When telemetry was captured for the run, both messages append a compact cost line — dollar cost, tokens, turns, duration.

Delivery is best-effort by design: a rejected or unreachable webhook is logged and never fails the run. If pings stop arriving, check the webhook credential first — a deleted webhook fails silently from the run's point of view.

Coding Standards

A markdown document of your team's standards. When attached to a Lane, it's written into every repo of the workspace as CODING-STANDARD.md at provision time, and the agents treat it as a normative file — naming, patterns, things to avoid.

  • Markdown content — the document itself. This is the one required field; there's no adapter and no credential, because the module is the content.
  • A Lane attaches at most one Coding Standards module. The list page shows each module's content size, so you can tell a stub from the real thing at a glance.

Keep it focused: rules that change what the agent writes, not general philosophy. Concrete conventions — naming schemes, error-handling patterns, "never edit generated files" — earn their tokens; a page of engineering values does not.

Agent Tuning (beta)

Customizes the agents themselves. For each of the six agents — PM, Architect, Test Author, Developer, QA, and DevOps (see how the agents work) — you can write extra instructions in that agent's box, applied at run time.

  • All boxes are optional; leave an agent's box empty to keep it unchanged.
  • Overlays are additions only — they layer constraints on top of the standard agent behavior, never remove it.
  • No adapter, no credential. A Lane attaches at most one Agent Tuning module; the list page shows how many of the six agents each module customizes.

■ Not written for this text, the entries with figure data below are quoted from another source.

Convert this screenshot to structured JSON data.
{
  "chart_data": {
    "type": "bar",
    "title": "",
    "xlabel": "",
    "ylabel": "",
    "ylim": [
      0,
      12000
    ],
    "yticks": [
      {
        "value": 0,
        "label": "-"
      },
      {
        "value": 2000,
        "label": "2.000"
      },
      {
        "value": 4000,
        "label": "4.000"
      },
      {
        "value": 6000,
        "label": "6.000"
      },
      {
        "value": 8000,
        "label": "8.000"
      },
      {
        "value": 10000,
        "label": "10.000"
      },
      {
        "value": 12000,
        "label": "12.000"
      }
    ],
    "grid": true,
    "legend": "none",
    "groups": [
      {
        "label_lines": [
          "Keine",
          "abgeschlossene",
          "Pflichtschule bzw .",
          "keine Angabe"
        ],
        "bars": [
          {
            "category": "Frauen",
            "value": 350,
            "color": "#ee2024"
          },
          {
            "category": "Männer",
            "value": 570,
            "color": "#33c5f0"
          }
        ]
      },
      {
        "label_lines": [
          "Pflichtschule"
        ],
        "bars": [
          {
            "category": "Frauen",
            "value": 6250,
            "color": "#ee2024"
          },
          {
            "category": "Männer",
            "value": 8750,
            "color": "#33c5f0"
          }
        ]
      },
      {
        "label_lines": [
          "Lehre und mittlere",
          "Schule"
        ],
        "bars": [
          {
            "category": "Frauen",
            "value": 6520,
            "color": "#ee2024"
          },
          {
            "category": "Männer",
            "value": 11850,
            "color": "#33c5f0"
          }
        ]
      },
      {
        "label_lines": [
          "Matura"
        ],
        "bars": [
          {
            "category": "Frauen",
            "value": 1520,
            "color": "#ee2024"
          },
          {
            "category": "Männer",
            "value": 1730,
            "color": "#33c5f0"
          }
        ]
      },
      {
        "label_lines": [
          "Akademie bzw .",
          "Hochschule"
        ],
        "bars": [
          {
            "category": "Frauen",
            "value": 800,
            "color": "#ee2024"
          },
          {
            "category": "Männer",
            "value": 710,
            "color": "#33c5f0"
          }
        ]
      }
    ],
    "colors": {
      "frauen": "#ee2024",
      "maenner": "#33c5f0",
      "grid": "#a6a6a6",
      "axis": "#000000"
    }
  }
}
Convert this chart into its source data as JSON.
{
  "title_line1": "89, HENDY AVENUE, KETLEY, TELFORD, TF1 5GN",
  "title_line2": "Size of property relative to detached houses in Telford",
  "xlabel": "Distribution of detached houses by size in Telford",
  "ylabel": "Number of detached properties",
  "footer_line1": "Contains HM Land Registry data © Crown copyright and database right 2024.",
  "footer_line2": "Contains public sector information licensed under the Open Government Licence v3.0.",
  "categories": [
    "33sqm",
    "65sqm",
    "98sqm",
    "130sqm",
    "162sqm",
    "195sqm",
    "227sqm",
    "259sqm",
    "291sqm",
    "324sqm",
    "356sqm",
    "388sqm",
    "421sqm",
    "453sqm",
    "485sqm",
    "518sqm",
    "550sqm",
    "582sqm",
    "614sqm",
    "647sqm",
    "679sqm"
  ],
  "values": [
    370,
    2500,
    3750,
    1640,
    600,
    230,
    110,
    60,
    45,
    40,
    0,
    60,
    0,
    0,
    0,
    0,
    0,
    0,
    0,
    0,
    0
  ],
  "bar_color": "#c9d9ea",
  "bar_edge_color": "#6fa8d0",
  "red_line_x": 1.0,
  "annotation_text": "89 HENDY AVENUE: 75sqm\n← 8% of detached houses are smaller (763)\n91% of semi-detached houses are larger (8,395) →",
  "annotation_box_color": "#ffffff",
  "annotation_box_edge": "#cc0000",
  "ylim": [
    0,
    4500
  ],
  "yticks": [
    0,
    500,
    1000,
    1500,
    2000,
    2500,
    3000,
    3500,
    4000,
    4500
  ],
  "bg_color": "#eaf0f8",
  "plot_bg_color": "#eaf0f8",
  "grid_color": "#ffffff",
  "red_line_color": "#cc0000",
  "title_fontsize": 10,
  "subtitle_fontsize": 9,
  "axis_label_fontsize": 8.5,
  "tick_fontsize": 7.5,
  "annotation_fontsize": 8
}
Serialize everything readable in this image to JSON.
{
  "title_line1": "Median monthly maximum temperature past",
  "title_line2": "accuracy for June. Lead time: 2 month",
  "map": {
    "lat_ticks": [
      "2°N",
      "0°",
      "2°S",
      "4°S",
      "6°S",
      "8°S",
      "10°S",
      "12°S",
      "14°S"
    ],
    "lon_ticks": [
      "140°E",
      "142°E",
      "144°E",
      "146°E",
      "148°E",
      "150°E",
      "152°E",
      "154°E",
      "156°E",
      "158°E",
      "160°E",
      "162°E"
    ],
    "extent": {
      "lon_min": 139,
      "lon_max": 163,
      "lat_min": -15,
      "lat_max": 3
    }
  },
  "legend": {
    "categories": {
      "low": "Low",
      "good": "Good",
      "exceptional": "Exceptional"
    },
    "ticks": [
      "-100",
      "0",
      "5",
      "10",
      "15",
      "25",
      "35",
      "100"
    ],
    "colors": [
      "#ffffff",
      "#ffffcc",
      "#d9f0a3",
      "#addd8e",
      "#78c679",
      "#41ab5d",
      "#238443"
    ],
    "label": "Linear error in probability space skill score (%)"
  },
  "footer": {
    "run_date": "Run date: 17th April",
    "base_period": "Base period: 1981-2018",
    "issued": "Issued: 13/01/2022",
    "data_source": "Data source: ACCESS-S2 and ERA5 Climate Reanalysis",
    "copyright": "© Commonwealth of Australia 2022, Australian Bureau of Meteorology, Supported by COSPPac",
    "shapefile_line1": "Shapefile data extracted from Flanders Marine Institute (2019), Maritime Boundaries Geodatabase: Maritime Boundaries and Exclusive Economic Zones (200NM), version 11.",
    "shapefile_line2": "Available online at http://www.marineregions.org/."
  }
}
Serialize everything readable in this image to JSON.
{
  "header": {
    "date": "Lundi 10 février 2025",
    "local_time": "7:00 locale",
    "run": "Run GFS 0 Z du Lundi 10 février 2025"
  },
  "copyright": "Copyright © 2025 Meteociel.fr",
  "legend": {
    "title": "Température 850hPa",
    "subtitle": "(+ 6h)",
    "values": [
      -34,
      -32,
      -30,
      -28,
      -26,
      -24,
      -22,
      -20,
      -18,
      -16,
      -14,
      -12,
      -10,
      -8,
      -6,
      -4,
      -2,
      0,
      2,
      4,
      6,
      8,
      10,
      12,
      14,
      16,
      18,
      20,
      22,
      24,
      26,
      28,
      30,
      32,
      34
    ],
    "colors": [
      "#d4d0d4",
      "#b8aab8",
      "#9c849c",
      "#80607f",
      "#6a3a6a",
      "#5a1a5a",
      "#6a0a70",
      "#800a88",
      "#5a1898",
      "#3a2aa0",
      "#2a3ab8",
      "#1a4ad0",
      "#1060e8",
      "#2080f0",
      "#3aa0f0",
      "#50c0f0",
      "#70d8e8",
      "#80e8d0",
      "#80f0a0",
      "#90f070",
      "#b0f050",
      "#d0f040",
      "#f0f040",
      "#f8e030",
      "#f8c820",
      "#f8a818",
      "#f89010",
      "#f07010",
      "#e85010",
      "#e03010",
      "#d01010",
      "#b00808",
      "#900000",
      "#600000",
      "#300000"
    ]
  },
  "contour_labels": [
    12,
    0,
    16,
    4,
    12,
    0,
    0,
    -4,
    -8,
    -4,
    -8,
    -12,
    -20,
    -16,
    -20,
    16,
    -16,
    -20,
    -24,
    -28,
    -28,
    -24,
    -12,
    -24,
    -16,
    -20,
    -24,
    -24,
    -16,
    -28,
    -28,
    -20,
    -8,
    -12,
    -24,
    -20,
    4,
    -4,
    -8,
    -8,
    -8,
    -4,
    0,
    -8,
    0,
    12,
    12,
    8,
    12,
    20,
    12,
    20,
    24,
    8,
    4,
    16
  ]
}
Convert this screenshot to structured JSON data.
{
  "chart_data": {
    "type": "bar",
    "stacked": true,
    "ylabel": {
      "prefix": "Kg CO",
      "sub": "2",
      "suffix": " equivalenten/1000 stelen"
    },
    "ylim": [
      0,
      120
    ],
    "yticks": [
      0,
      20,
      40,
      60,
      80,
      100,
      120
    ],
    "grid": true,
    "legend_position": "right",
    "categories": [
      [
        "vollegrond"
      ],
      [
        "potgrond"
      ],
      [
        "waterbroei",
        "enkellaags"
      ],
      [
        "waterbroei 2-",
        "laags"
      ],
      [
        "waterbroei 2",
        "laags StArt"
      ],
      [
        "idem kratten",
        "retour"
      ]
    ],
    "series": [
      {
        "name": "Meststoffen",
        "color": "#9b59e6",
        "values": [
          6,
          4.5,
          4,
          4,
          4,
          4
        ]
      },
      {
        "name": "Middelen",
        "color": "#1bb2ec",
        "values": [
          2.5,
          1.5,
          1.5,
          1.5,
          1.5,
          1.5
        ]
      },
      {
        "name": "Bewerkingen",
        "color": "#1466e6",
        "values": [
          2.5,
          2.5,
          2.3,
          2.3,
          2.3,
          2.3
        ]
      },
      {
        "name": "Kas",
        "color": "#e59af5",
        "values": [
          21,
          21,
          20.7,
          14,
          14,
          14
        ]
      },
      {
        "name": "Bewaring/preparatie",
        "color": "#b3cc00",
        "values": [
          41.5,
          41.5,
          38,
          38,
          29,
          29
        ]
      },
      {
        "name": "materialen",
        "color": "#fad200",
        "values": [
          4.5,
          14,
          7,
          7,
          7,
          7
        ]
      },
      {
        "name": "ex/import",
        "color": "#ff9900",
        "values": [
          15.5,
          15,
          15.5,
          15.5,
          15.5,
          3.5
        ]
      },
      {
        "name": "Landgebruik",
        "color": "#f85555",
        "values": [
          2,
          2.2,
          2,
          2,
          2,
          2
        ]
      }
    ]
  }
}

Use it for per-Lane working agreements: "always update the changelog," "prefer integration tests," "never touch generated files." Aim the instruction at the agent whose output you want to change — test conventions belong on the Test Author, deployment caveats on DevOps.

How Lanes attach modules

The module pages define the pieces; the Lane is where they're assembled:

  • Ticketing — required, exactly one. Pairs with the Lane's discovery conditions and its status or label mappings.
  • Version Control — required, exactly one, shared by every repo on the Lane.
  • Messaging — optional, any number, each attached with its own hooks.
  • Coding Standards — optional, at most one.
  • Agent Tuning — optional, at most one.
  • Optimize — not a module: a per-Lane toggle that builds curated codebase maps and serves them to the agents. See Optimize.

Creating and editing

Modules in the sidebar expands into one list page per kind — Ticketing, Version Control, Messaging, Coding Standards, Agent Tuning. Each page lists that kind's modules with a New module button (the empty state offers the same), and each row links through to the module's form.

A few behaviors to know:

  • Adapter first — on kinds with a provider choice, the adapter radios sit at the top of the form and decide which fields appear below. The choice is locked in at creation for every kind, Messaging included — a webhook URL is adapter-specific, so switching providers means a new module.
  • Inline credential creation — the credential picker only offers credentials of the type the kind + adapter needs, and lets you create a new one without leaving the form. Changing the adapter clears the selection, since a different adapter needs a different credential type.
  • Disable instead of delete — the Enabled chip on the list page toggles a module in place (the form has a matching checkbox). A disabled module is hidden from Lane pickers, so nothing new attaches to it — but Lanes already referencing it keep resolving it at run time; they just flag the reference so you know something's off. Disabling is how you retire a module gracefully, and how you stage a replacement without a hard cutover.
  • Deleting is protected — deleting asks for confirmation and cannot be undone, and a module still referenced by a Lane can't be deleted at all ("Cannot delete — referenced by one or more Lanes"). Detach it from the Lane first, or disable it and leave it be.